Over 10 million Filipinos are living and working overseas. Manila Archbishop Cardinal Luis Antonio Tagle said “our overseas Filipino migrant workers have become the big missionary presence”.
Overseas Filipino Workers (OFWs) term denotes to Filipinos who are abroad indefinitely as citizens or as permanent or temporary residents of a different country and to those Filipino citizens abroad for a limited, definite period. OFWs take and practice their faith fervently wherever they go or are. OFWs are in more than 193 countries. That is why the Catholic Bishops of the Philippines deem OFWs as they become modern apostles of evangelisation in the foreign countries where they go to work or immigrate.
About 10 percent of the population of the country (100 million people) are OFWs in more than 193 countries. Half of them are in the US, where over 85,000 more Filipinos continue to migrate every year.
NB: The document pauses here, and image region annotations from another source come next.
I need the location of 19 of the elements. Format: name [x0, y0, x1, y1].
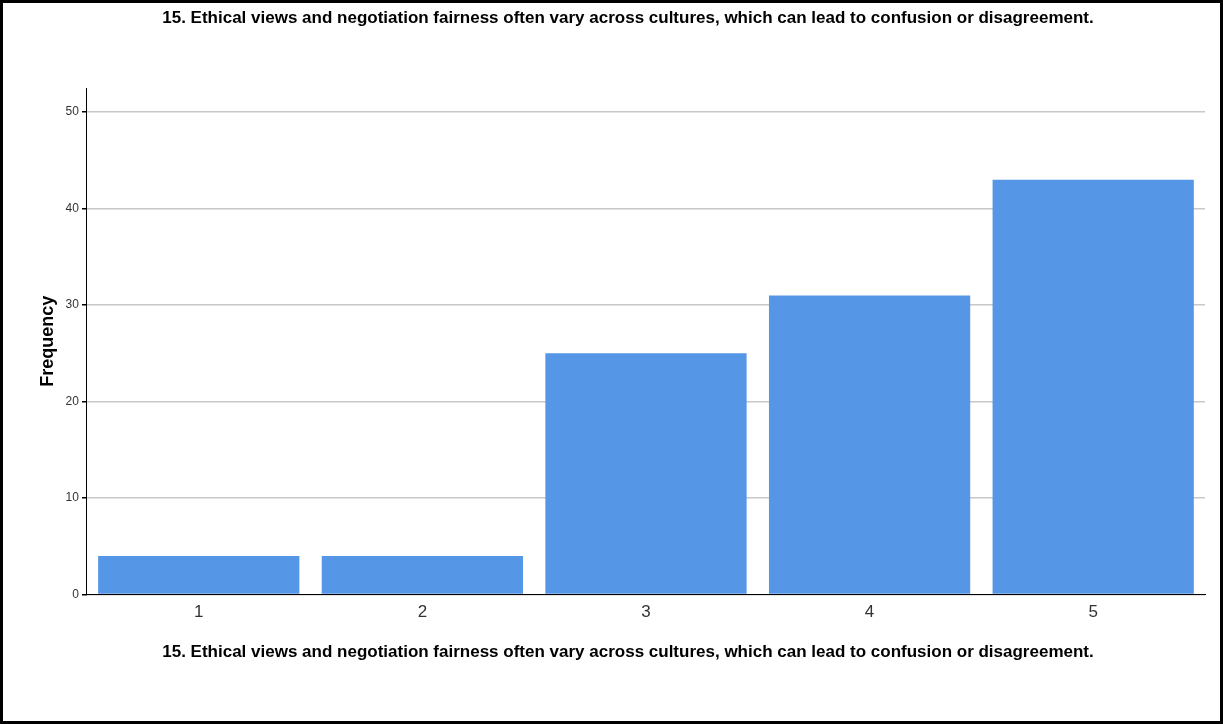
x-tick-label: 3	[641, 602, 651, 622]
x-tick-label: 1	[194, 602, 204, 622]
bar	[98, 556, 300, 594]
x-axis-title: 15. Ethical views and negotiation fairness often vary across cultures, which can lead to confusion or disagreement.	[161, 642, 1095, 661]
bar	[992, 179, 1194, 594]
x-tick-label: 4	[864, 602, 875, 622]
bar	[768, 295, 971, 594]
x-tick-label: 5	[1088, 602, 1098, 622]
y-tick-label: 0	[72, 586, 80, 601]
x-tick-label: 2	[417, 602, 428, 622]
y-tick-label: 50	[65, 104, 80, 119]
chart-title: 15. Ethical views and negotiation fairness often vary across cultures, which can lead to confusion or disagreement.	[161, 8, 1095, 27]
y-tick-label: 30	[65, 297, 80, 312]
y-tick-label: 40	[65, 200, 80, 215]
y-axis-title: Frequency	[36, 295, 57, 387]
bar	[545, 353, 747, 594]
y-tick-label: 20	[65, 393, 80, 408]
bar	[321, 556, 523, 594]
y-tick-label: 10	[65, 490, 80, 505]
For Manila Archbishop Cardinal Luis Antonio Tagle, OFWs play a big role in sharing and proclaiming the “joy of the Gospel” given their sheer number. “Our overseas Filipino migrant workers have become the big missionary presence”, says Tagle.
OFWs bring their faith to wherever they go. Filipinos actively take part in church-related activities. They fill empty churches, fill the air with joyous songs, praising God. They are the answer to the prayer of parish priests who have only a few old people left in a parish. They are active in the parish.
Filipino workers abroad are of big help to the economy remitting annually about US$2.55 billion. The remittances are hard-earned money from their blood, sweat and tears and products of their sacrifices and sufferings.
Filipino bishops reiterate the flight of Filipinos searching for jobs abroad, saying overseas workers are “missionaries of the Catholic faith” and help the Church in its mission to spread the Gospel.
Former CBCP president Archbishop Angel Lagdameo of Jaro says, “the notion on Filipino diaspora has been redefined” after they were given a clearer picture of the “new situation” of OFWs.
The CBCP has called on the government to focus on programs that would raise job opportunities in the country to prevent the flight of Filipino workers, who “have become part of our social concern”.
“How many of them are made to suffer because they are deprived of employment rights, their salaries or travel documents unjustly withheld? How many of them, mostly women, are abused, assaulted or sexually harassed by employers? How many of them suffer the pain of isolation, alienation, and discrimination? And need we talk about the innumerable cases of broken families and conjugal infidelities?” asked outgoing Archbishop Angel Lagdameo of Jaro as he enumerated the concerns of the Church with the migration of Filipinos.
Lagdameo said it is about time to look at the “positive aspect” of the global migration of Filipinos. “Along with our smiling faces, we are offering to the receiving countries or Churches, our Christian faith lived in the context of different cultures and religions. This positive aspect is likewise the new challenge of the Filipino diaspora. It is both a challenge and a concern”, Lagdameo said. “Two million Filipinos have already made the Middle East their home. Would you believe that 30 percent of the entire population of Malaysia that is 900,000 is Filipinos?” Lagdameo asked.
Of the 140,000 in Hong Kong, he said, a majority are Filipino domestic helpers. In Italy, only one half of the more than 1 million Filipinos are listed, the same is said of the one million in Japan, he added.
“These few examples are only a portion of the migrant Filipinos we find present from America to Asia, from Africa to Oceania, from Russia to Australia and also from Jordan to Saipan”, Lagdameo said.
Professor Amaryllis Torres of the College of Social Work and Community Development of the University of the Philippine and social scientist says there many flipsides of Filipino migrant workers. Due to OFWs phenomenon, there many “social costs” — children growing up with without parents’ physical presence and guidance but taken care of grandparents or other relatives pose many challenges for children. Another aspect is when one of the parents away, there are reports of illicit relations either or both ends. “How to balance, the economic factor with social cost is the big challenge for the country and church”, Torres said.
According to observers, about 5000 Filipinos leave the country daily in search of employment overseas. It is a dream the one day, there would be a day, where no Filipino would ever leave the country in search of job abroad for the sake of the family, she said.